Department of Radiation Oncology, Graduate School of Biomedical Health Sciences, Hiroshima University, Hiroshima, Japan.
School of Medicine, Hiroshima University, Hiroshima, Japan.
Br J Radiol. 2022 Jul 1;95(1135):20210934. doi: 10.1259/bjr.20210934. Epub 2022 May 23.
To propose deep-learning (DL)-based predictive model for pathological complete response rate for resectable locally advanced esophageal squamous cell carcinoma (SCC) after neoadjuvant chemoradiotherapy (NCRT) with endoscopic images.
This retrospective study analyzed 98 patients with locally advanced esophagus cancer treated by preoperative chemoradiotherapy followed by surgery from 2004 to 2016. The patient data were split into two sets: 72 patients for the training of models and 26 patients for testing of the model. Patients was classified into two groups with the LC (Group I: responder and Group II: non-responder). The scanned images were converted into joint photographic experts group (JPEG) format and resized to 150 × 150 pixels. The input image without imaging filter (w/o filter) and with Laplacian, Sobel, and wavelet imaging filters deep-learning model to predict the pathological CR with a convolution neural network (CNN). The accuracy, sensitivity, and specificity, the area under the curve (AUC) of the receiver operating characteristic were evaluated.
The average of accuracy for the cross-validation was 0.64 for w/o filter, 0.69 for Laplacian filter, 0.71 for Sobel filter, and 0.81 for wavelet filter, respectively. The average of sensitivity for the cross-validation was 0.80 for w/o filter, 0.81 for Laplacian filter, 0.67 for Sobel filter, and 0.80 for wavelet filter, respectively. The average of specificity for the cross-validation was 0.37 for w/o filter, 0.55 for Laplacian filter, 0.68 for Sobel filter, and 0.81 for wavelet filter, respectively. From the ROC curve, the average AUC for the cross-validation was 0.58 for w/o filter, 0.67 for Laplacian filter, 0.73 for Sobel filter, and 0.83 for wavelet filter, respectively.

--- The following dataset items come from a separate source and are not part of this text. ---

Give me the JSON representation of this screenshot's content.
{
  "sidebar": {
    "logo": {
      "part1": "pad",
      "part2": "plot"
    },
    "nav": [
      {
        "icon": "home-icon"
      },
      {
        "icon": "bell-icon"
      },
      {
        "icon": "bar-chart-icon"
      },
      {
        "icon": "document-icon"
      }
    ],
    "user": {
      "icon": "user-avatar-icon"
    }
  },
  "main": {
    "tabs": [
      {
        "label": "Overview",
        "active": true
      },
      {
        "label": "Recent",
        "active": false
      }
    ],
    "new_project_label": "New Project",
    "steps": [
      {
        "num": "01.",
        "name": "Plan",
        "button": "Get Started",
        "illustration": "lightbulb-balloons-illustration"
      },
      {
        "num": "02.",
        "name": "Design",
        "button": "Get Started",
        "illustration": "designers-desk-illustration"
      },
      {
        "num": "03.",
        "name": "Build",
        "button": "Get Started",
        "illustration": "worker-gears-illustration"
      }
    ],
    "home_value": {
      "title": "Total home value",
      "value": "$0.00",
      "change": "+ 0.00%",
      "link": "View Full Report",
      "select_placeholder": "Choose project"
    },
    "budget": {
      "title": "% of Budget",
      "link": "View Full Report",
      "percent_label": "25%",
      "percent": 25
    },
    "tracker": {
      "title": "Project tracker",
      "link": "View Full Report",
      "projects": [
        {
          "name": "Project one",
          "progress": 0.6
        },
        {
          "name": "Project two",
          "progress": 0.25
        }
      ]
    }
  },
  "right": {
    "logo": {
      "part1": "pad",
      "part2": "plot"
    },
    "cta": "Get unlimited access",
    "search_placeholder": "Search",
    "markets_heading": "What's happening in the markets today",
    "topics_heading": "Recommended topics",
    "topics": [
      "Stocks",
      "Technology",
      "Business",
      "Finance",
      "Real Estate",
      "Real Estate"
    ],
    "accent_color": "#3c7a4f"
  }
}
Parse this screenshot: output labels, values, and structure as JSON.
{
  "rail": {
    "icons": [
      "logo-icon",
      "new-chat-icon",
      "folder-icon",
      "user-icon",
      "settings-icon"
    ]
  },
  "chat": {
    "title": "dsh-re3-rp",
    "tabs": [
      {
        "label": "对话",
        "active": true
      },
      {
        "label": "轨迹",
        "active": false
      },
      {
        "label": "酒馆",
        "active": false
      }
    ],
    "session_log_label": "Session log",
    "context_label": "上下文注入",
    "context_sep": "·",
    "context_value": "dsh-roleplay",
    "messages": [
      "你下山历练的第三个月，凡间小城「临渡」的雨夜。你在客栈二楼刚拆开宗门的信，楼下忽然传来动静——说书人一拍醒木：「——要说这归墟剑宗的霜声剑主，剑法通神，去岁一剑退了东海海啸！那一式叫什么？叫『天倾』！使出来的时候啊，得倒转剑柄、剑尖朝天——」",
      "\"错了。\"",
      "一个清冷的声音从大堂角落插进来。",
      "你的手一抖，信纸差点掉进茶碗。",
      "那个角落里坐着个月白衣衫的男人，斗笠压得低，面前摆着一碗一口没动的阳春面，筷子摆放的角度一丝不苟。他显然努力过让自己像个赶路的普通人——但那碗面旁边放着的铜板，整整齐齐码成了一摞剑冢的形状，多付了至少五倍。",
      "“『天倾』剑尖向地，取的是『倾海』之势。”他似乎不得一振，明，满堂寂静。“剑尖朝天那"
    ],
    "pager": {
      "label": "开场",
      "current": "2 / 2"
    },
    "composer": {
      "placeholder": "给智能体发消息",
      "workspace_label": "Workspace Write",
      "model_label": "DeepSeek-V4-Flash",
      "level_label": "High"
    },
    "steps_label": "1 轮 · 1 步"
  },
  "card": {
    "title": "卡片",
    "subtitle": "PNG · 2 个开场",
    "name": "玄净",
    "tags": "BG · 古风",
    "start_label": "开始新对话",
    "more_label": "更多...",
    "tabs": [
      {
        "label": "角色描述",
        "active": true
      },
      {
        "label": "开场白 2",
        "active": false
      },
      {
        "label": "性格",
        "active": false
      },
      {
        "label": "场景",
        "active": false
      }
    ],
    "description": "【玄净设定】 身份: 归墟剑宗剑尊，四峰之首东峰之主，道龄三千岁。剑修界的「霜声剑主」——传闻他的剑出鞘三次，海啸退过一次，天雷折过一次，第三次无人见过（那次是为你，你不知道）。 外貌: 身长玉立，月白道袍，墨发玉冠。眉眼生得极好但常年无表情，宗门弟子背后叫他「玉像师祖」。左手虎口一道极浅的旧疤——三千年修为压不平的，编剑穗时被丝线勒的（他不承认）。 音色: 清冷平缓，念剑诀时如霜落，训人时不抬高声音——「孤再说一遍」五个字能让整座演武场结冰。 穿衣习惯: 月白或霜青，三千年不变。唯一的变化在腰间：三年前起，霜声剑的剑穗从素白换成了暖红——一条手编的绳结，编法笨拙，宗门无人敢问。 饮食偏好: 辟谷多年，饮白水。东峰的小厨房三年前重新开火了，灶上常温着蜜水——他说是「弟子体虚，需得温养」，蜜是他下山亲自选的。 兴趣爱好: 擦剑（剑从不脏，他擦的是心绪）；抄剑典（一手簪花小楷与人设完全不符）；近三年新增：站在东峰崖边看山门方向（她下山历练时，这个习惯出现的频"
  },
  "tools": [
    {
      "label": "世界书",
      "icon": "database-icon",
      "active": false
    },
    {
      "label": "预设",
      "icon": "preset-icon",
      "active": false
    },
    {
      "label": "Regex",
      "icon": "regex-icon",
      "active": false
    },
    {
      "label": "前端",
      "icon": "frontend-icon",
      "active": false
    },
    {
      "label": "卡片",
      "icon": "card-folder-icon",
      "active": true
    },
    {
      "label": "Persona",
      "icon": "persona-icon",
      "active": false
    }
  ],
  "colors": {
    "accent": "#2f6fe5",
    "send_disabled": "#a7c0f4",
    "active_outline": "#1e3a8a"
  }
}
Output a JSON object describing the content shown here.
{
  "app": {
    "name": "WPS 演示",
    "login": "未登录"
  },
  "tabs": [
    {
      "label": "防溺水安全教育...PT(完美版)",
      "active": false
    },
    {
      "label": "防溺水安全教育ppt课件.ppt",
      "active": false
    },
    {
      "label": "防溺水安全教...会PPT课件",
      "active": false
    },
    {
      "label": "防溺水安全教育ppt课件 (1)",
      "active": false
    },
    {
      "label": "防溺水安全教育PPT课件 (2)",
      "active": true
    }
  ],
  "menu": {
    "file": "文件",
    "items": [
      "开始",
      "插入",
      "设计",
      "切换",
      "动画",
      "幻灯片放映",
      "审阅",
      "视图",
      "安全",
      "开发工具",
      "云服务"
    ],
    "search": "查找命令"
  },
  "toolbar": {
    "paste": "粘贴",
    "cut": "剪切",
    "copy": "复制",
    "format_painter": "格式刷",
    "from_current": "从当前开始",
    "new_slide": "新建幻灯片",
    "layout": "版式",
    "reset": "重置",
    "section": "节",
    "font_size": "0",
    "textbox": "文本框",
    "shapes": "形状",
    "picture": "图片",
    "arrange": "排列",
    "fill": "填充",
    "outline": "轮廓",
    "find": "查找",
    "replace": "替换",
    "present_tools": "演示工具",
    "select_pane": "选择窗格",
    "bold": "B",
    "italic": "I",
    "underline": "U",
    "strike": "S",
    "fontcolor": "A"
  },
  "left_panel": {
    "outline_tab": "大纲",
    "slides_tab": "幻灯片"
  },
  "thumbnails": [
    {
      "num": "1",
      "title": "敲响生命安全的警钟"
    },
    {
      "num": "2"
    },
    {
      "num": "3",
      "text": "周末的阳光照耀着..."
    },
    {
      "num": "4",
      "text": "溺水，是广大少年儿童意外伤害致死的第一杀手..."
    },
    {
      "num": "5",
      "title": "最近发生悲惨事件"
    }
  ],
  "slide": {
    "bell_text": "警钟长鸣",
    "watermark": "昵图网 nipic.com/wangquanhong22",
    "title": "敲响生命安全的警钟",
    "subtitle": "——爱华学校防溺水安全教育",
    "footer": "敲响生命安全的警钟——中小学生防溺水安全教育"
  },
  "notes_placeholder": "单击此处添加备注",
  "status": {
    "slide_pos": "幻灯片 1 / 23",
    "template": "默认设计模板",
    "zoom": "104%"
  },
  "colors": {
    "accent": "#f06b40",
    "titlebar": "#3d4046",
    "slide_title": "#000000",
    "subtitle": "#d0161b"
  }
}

The current study proposed the improvement the accuracy of the DL-based prediction model with the imaging filters. With the imaging filters, the accuracy was significantly improved. The model can be supported to assist clinical oncologists to have a more accurate expectations of the treatment outcome.
The accuracy of the prediction for the local control after radiotherapy can improve with the input image with the imaging filter for deep learning.
提出一种基于深度学习(DL)的预测模型,用于预测接受新辅助放化疗(NCRT)后的可切除局部晚期食管鳞状细胞癌(SCC)的病理完全缓解率(pCRR),其预测模型的输入为内镜图像。
本回顾性研究纳入了 2004 年至 2016 年期间接受术前放化疗联合手术治疗的 98 例局部晚期食管癌患者。将患者数据分为两组:72 例用于模型训练,26 例用于模型测试。将患者分为两组:一组为有反应组(LC 组 I),另一组为无反应组(LC 组 II)。扫描图像转换为联合摄影专家组(JPEG)格式,并调整为 150×150 像素大小。将无成像滤波器(无滤波器)和具有拉普拉斯、索贝尔和小波滤波器的输入图像输入到卷积神经网络(CNN)中,以预测病理 CR。评估准确性、敏感性和特异性、受试者工作特征曲线(ROC)下面积(AUC)。
在交叉验证中,无滤波器的平均准确率为 0.64,拉普拉斯滤波器为 0.69,索贝尔滤波器为 0.71,小波滤波器为 0.81。在交叉验证中,无滤波器的平均敏感性为 0.80,拉普拉斯滤波器为 0.81,索贝尔滤波器为 0.67,小波滤波器为 0.80。在交叉验证中,无滤波器的平均特异性为 0.37,拉普拉斯滤波器为 0.55,索贝尔滤波器为 0.68,小波滤波器为 0.81。从 ROC 曲线来看,在交叉验证中,无滤波器的平均 AUC 为 0.58,拉普拉斯滤波器为 0.67,索贝尔滤波器为 0.73,小波滤波器为 0.83。
本研究提出了一种利用成像滤波器提高基于深度学习的预测模型准确性的方法。通过使用成像滤波器,准确性得到了显著提高。该模型可以支持临床肿瘤学家更准确地预测治疗结果。
通过为深度学习输入带有成像滤波器的图像,可以提高预测放疗后局部控制的准确性。